OC_Surf_Serf July 19, 2011 at 8:31 pm

Oh, just on with it and accept your fate: Sell Santorum-brand sex lube to raise money…

Fukui_sanYesOta July 19, 2011 at 9:02 pm

"It's always Slick with Rick!"

Biel_ze_Bubba July 19, 2011 at 9:11 pm

Be Slick and Be Quick, with Slipperery Dick's Santorum Sticks!

iburl July 19, 2011 at 10:14 pm

Your prick can't bore 'im?
Use "Santorum"®

Doktor Zoom July 19, 2011 at 8:32 pm

Funny, I've been asking people for santorum contributions, and they've been sending in the grossest stuff…
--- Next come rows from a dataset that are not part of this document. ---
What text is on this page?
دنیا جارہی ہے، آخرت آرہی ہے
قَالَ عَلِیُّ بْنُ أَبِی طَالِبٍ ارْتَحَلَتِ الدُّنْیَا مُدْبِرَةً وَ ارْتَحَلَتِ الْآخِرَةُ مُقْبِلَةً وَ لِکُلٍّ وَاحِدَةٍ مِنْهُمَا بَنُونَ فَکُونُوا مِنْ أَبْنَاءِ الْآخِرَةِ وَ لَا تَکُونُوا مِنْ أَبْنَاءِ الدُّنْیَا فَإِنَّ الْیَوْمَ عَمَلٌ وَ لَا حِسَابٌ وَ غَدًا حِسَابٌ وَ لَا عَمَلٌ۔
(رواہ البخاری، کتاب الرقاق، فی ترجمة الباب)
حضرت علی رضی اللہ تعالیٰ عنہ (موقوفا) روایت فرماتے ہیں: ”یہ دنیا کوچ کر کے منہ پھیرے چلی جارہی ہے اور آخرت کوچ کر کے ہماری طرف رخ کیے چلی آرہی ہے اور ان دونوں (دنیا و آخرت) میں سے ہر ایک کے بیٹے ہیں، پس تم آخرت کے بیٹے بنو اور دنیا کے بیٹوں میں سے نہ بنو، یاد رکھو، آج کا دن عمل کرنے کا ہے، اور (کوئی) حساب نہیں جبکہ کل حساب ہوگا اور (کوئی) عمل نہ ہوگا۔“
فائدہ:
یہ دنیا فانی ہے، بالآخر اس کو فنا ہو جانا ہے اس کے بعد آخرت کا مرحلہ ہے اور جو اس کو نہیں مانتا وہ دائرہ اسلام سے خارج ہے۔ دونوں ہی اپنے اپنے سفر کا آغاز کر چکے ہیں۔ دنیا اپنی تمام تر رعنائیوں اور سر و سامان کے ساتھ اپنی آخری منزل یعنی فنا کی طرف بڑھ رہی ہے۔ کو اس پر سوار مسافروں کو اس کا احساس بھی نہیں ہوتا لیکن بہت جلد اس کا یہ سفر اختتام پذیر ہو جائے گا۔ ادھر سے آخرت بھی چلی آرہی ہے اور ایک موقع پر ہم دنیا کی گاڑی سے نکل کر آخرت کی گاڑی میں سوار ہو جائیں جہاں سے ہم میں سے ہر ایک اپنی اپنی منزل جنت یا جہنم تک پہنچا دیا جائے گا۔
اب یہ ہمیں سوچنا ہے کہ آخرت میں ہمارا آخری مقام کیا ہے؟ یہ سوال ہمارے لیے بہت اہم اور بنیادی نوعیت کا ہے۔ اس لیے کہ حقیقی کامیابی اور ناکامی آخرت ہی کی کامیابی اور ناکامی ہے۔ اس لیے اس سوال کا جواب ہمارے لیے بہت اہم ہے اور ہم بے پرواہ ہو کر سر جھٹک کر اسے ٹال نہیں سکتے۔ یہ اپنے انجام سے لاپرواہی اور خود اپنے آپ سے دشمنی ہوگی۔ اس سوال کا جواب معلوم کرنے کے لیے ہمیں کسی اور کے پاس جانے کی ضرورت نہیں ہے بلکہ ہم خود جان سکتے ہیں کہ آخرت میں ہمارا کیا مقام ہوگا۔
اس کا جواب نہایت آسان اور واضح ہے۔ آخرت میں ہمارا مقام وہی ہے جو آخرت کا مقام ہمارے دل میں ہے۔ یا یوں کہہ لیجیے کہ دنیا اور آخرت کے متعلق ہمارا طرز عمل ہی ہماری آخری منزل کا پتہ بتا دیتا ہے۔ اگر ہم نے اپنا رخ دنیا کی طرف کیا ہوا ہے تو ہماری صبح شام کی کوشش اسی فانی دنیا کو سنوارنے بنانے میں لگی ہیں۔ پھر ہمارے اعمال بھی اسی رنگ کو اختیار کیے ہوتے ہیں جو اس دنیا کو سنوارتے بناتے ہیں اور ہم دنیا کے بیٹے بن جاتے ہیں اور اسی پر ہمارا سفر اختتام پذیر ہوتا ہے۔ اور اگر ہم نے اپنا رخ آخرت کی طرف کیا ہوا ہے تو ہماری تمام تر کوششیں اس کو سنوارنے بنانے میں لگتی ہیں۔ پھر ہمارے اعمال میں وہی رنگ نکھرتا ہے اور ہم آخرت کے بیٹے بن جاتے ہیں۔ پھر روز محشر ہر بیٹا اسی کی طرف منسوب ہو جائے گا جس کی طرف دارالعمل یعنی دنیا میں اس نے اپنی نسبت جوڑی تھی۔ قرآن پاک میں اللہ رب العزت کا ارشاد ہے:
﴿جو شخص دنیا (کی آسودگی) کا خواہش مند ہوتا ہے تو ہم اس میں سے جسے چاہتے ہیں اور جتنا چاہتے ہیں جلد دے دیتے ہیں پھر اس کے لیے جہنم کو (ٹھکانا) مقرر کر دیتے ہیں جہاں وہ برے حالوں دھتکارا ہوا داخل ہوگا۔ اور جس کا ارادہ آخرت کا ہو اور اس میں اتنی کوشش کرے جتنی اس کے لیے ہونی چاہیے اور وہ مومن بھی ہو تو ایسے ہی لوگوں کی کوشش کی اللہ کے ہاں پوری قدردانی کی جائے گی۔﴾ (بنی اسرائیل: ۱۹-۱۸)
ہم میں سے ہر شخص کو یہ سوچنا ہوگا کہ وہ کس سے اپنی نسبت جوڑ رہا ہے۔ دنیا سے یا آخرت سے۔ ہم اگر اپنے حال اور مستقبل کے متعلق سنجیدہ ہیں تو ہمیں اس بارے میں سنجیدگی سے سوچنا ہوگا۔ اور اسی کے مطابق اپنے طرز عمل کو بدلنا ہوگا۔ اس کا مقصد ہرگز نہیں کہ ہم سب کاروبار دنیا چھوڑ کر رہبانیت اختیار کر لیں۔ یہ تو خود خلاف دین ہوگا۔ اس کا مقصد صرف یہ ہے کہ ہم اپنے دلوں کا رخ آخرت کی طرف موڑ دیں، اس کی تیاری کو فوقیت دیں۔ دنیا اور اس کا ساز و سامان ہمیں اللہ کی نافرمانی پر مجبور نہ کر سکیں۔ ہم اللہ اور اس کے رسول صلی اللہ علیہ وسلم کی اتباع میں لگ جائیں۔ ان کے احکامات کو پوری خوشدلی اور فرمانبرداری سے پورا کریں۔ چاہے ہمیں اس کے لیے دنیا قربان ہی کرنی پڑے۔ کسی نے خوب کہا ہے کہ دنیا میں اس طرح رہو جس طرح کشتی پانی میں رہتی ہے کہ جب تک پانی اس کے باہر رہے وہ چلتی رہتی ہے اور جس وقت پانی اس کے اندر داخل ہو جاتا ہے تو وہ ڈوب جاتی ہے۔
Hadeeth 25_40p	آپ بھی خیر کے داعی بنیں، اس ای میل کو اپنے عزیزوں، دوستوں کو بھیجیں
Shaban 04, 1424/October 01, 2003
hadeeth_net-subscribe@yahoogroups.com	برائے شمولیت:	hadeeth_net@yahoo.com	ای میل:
Gratuitous World July 19, 2011 at 8:32 pm

give me your tired, your poor, your huddled masses of Santorum spawn.

Lionel[redacted]Esq July 19, 2011 at 8:33 pm

You would think Santorum, of all people, would know that lube will prevent the hurt.

Swampgas_Man July 20, 2011 at 1:22 pm

Someone put grit in his frothy mixture.

tessiee July 21, 2011 at 12:05 am

Sand in the Vaseline, as it were?

Lionel[redacted]Esq July 19, 2011 at 8:34 pm

Really, outside the comedy, the only good thing about most Republican Candidates is that they take money from people who would otherwise spend it on decorating their pickups with anti-Muslim messages.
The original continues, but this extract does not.